Мужчина потоптался в нерешительности.
– Что ж, давайте, – вдруг улыбнулся он и лукаво подмигнул, – побродите там несколько минут. Двери ведь еще не заперты.
– Правда? Это так любезно с вашей стороны.
– Без проблем, сынок. Если кто спросит, скажите, Тедди разрешил.
– Тедди?
– Тедди Хендерсон. Помощник старосты. Меня здесь все знают. – Дети не двигались с места, не будучи уверены в полномочиях нового знакомца. – Ну же, чего вы ждете?
– Отлично. Спасибо!
В один миг Николас исчез за массивной дверью, оставив Рэйчел перед выбором: последовать за ним или дожидаться его в притворе вместе с глумливо улыбающимся мистером Хендерсоном. Да о чем тут раздумывать? Даже не глянув на страшноватого помощника старосты, Рэйчел глубоко вдохнула и направилась следом за братом.
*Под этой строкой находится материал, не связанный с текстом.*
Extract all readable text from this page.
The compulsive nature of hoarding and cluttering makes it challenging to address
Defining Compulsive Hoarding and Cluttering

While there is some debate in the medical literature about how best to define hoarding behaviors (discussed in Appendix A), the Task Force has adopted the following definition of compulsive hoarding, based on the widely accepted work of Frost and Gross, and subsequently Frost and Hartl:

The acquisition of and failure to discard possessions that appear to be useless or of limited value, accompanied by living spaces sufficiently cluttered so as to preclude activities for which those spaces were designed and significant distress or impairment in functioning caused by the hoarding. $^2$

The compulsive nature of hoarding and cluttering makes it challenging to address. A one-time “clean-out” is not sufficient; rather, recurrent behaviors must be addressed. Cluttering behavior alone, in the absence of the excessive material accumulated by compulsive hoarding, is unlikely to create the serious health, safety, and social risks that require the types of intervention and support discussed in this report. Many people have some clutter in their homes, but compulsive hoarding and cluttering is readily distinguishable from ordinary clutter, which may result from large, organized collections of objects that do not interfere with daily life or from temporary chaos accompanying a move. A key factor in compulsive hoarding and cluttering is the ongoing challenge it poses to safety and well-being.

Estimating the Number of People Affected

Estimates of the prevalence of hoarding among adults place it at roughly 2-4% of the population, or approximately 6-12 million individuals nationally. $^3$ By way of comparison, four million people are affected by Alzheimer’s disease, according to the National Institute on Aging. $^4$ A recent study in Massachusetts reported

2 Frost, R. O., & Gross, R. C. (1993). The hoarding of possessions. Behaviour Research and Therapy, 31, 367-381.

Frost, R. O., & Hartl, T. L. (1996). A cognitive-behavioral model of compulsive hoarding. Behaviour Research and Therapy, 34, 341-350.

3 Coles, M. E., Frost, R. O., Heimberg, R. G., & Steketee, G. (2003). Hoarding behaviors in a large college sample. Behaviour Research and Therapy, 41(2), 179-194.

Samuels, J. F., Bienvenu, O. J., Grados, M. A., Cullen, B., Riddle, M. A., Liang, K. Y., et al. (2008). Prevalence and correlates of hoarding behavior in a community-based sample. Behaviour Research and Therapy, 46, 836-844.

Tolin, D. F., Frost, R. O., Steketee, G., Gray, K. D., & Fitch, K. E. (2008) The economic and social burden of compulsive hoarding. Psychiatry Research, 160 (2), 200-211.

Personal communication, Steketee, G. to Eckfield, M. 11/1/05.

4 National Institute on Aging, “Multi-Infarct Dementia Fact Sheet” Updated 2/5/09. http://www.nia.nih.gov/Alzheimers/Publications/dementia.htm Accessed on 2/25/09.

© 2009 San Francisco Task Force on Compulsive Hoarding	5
Снаружи собора было тихо, и в притворе тоже, но стоило ступить в обширное внутреннее пространство, как Рэйчел обволокла тишина абсолютно иного порядка. Всепоглощающая величественная тишина. Затаив дыхание, Рэйчел прислушивалась к ней, впитывала, проникалась ею. Затем шагнула вперед к центральному проходу, и, сколь бы легко и осторожно она ни двигалась, шаги ее звучали неуместно под этими молчаливыми сводами. Она огляделась в поисках Николаса – брата нигде не было. Холод и темнота наседали со всех сторон. Тусклые электрические лампочки отбрасывали слабый свет на мощные стены, а впереди, у самого амвона, в большом подсвечнике мерцала горстка свечей. Но ничто не могло рассеять ощущение беспросветного мрака и неземной тишины. Куда подевался Николас? Рэйчел торопливо двинулась по проходу, беспокойно вертя головой. Он не мог далеко уйти, и, конечно же, она вот-вот его найдет. Девочка была уже у хоров, когда внезапно раздался звук, от которого у нее мурашки побежали по коже, – скрип, протяжный, вибрирующий и жутко громкий. Будто дверь закрылась. Рэйчел развернулась. Что это за дверь? Входная? Неужто мистер Хендерсон запер собор и ушел домой? Неужто один из ее самых тяжких, самых животных страхов – оказаться запертой в четырех стенах, в темноте, на целую ночь, в незнакомом и пустынном помещении – обретает плоть и кровь? Да что же это? Ей хотелось броситься назад, к двери, но ноги приросли к полу. Нерешительность парализовала ее. Слезы брызнули из глаз, и Рэйчел съежилась, охваченная ледяным ужасом.